Si lascia baciare, immobile come una statua, ma è caldissimo e di tanto in tanto la sua bocca non risponde ai comandi, ricambia i piccoli baci e li trasforma in deboli morsi, rabbrividendo quando gli sfiora la gola con la punta delle dita.

«Ci sono i coniglietti, quindi sì.»

È una risposta sterile, colma di un assenso timoroso e timido, ma l'altro capisce che c'entra anche lui in quel sì, che condivide il desiderio di vedersi ancora, che non tornerebbe soltanto per coccolare gli animaletti.

«Non ti offende il mio modo di parlare?» Norvegia solleva il mento, costringendolo a distanziarsi un pochino andando all'indietro.

«Sto iniziando a capire cosa vuoi dire veramente, quindi no, Lukas.»

«Non ti illudere di capirmi così bene», bofonchia, assottigliando lo sguardo, la nebbia che torna ad infittirsi nel momento in cui si sente stringere. «E perché ora mi chiami Lukas?»

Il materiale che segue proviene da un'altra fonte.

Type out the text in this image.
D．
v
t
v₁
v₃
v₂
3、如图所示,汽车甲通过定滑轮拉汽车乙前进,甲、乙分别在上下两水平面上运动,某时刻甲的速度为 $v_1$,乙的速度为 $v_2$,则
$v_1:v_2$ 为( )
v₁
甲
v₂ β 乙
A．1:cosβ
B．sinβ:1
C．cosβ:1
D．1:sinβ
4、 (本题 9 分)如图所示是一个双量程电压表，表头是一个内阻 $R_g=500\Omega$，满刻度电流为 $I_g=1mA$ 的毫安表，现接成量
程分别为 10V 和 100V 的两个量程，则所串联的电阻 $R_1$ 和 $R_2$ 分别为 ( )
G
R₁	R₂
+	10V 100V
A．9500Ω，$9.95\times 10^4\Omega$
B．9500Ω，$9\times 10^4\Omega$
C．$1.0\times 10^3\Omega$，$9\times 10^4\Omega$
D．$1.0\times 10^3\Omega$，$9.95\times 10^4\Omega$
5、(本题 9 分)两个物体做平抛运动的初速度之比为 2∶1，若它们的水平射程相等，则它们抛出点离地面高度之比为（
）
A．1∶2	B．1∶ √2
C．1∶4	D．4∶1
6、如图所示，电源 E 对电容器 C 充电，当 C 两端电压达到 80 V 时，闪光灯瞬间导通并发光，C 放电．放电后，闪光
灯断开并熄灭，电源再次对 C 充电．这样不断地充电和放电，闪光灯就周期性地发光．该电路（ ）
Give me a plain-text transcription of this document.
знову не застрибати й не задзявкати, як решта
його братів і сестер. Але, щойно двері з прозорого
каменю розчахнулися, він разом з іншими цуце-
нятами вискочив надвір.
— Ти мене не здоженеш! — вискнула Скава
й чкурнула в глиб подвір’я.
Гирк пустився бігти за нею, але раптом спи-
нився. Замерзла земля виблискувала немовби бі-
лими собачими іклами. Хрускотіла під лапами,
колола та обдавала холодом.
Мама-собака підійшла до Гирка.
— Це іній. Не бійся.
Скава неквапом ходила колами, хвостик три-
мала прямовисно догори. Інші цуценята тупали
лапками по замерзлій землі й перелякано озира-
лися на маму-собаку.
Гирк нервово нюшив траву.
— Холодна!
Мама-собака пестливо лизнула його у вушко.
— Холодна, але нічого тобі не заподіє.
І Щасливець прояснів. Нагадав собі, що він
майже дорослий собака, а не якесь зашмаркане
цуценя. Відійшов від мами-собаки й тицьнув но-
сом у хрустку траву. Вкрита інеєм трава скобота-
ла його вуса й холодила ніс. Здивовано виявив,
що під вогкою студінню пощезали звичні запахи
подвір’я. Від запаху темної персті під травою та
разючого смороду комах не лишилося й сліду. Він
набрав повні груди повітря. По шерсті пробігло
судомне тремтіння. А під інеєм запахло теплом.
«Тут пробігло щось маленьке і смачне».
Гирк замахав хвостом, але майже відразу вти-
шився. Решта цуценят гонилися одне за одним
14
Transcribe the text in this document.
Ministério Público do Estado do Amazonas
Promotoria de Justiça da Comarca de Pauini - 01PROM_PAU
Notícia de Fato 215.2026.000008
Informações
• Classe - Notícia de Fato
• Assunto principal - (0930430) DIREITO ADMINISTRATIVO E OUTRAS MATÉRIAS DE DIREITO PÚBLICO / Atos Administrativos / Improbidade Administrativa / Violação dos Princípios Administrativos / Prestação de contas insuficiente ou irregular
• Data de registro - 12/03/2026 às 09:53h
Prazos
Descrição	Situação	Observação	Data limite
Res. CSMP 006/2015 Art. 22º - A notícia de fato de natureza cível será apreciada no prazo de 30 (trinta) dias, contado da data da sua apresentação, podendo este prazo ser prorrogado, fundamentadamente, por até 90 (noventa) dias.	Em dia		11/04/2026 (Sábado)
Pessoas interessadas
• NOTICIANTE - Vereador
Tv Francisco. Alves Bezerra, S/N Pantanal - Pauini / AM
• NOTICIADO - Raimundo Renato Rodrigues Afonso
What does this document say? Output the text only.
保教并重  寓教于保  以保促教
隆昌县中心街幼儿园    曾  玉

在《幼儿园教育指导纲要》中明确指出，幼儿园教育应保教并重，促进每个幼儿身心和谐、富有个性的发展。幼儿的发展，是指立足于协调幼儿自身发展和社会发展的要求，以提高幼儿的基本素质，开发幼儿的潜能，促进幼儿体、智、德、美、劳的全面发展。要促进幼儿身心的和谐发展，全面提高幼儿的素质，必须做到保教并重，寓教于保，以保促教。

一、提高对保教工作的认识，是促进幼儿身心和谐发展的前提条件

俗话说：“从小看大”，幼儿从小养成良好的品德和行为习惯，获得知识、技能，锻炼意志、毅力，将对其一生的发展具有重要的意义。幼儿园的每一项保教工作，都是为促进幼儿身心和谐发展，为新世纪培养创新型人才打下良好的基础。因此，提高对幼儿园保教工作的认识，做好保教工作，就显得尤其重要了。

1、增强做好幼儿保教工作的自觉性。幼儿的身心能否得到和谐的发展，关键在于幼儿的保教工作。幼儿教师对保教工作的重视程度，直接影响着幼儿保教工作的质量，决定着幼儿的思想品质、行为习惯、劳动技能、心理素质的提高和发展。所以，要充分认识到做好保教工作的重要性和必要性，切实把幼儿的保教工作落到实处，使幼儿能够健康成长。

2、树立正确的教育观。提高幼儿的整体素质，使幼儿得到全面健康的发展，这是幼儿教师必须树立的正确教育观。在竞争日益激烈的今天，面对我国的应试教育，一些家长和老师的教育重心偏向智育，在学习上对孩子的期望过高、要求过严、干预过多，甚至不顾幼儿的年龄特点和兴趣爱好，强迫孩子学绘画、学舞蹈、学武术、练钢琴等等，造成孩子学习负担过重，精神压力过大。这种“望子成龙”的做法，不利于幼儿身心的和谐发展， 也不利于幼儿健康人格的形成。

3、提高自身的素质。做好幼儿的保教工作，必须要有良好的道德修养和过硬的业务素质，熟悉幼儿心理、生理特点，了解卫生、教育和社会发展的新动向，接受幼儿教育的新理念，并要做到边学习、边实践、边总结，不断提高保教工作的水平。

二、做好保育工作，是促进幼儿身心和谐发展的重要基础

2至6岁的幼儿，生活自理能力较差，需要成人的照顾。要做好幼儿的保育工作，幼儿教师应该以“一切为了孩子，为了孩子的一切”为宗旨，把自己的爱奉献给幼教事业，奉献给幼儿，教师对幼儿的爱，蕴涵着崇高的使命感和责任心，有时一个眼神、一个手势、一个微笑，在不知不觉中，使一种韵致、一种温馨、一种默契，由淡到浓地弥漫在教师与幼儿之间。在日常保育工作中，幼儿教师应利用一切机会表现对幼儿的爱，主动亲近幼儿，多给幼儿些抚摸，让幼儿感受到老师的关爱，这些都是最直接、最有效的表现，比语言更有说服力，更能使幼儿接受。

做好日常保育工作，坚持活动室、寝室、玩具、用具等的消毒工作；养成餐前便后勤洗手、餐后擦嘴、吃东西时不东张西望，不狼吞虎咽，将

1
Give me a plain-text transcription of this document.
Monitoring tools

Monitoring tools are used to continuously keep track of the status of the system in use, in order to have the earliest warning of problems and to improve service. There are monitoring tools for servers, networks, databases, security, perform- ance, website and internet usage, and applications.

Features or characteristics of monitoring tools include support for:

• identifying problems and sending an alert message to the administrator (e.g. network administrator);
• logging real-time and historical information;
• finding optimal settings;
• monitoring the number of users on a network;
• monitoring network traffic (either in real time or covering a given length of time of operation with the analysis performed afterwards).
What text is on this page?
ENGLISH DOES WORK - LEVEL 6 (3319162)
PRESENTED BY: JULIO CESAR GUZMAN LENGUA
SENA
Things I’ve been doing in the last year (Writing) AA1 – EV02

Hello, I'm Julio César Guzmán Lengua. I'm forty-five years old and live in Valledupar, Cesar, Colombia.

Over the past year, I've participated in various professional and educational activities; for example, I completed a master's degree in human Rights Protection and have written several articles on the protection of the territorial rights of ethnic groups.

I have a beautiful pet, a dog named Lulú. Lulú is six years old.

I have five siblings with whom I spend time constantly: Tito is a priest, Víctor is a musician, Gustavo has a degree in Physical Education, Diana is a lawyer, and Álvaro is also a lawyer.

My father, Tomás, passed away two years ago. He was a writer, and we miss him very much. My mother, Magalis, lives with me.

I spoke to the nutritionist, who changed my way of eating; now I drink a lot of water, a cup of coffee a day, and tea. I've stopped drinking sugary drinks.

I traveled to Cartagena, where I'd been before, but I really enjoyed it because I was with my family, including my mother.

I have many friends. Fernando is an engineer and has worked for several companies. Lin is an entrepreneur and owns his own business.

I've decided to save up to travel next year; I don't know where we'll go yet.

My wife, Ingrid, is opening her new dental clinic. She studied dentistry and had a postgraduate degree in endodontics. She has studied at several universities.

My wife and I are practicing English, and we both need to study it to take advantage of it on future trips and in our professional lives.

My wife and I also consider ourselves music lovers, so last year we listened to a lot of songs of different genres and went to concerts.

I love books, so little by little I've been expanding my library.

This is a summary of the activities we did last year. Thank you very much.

«E perché tu non mi chiami Jan?»

Domanda con domanda, è proprio irritante e quel che è peggio è che lo lascia senza parole. Non può accadere, non deve succedere ad uno come lui, allenato al botta-e-risposta.

«Jan.»

Lo dice e non scoppia nessuna bomba, le finestre non esplodono, il tetto non crolla. Il cuore continua a galoppare, aggiungendo ulteriori battiti al minuto, e Olanda sembra apprezzare il modo in cui l'ha pronunciato, offrendogli uno sguardo senza precedenti, ma non è la fine del mondo e sono ancora in piedi, appiccicati.

«Spero di sentirlo spesso d'ora in poi», commenta.

Si sforza di non fuggire, di non mandarlo via, di non lasciarlo lì con frasi che servirebbero solamente a rovinare quel giorno, a perderlo totalmente per proteggere il proprio ego. Si sforza di ascoltarsi e di essere onesto, riconoscendo l'effetto di quelle parole su di lui, accettando di non voler tornare ad Oslo con la stessa fretta di prima.

Non può parlare di amore, ma prova dei sentimenti.

Forti, deboli o appena scoperti, nascenti o sepolti da anni, non lo sa.

Ci sono e li sente, per il momento potrebbe lasciarsi convincere che sia infatuazione?

Dimentica ogni altro ragionamento nel momento in cui è lui stesso a baciarlo di nuovo, senza averlo deciso, smarrendosi completamente.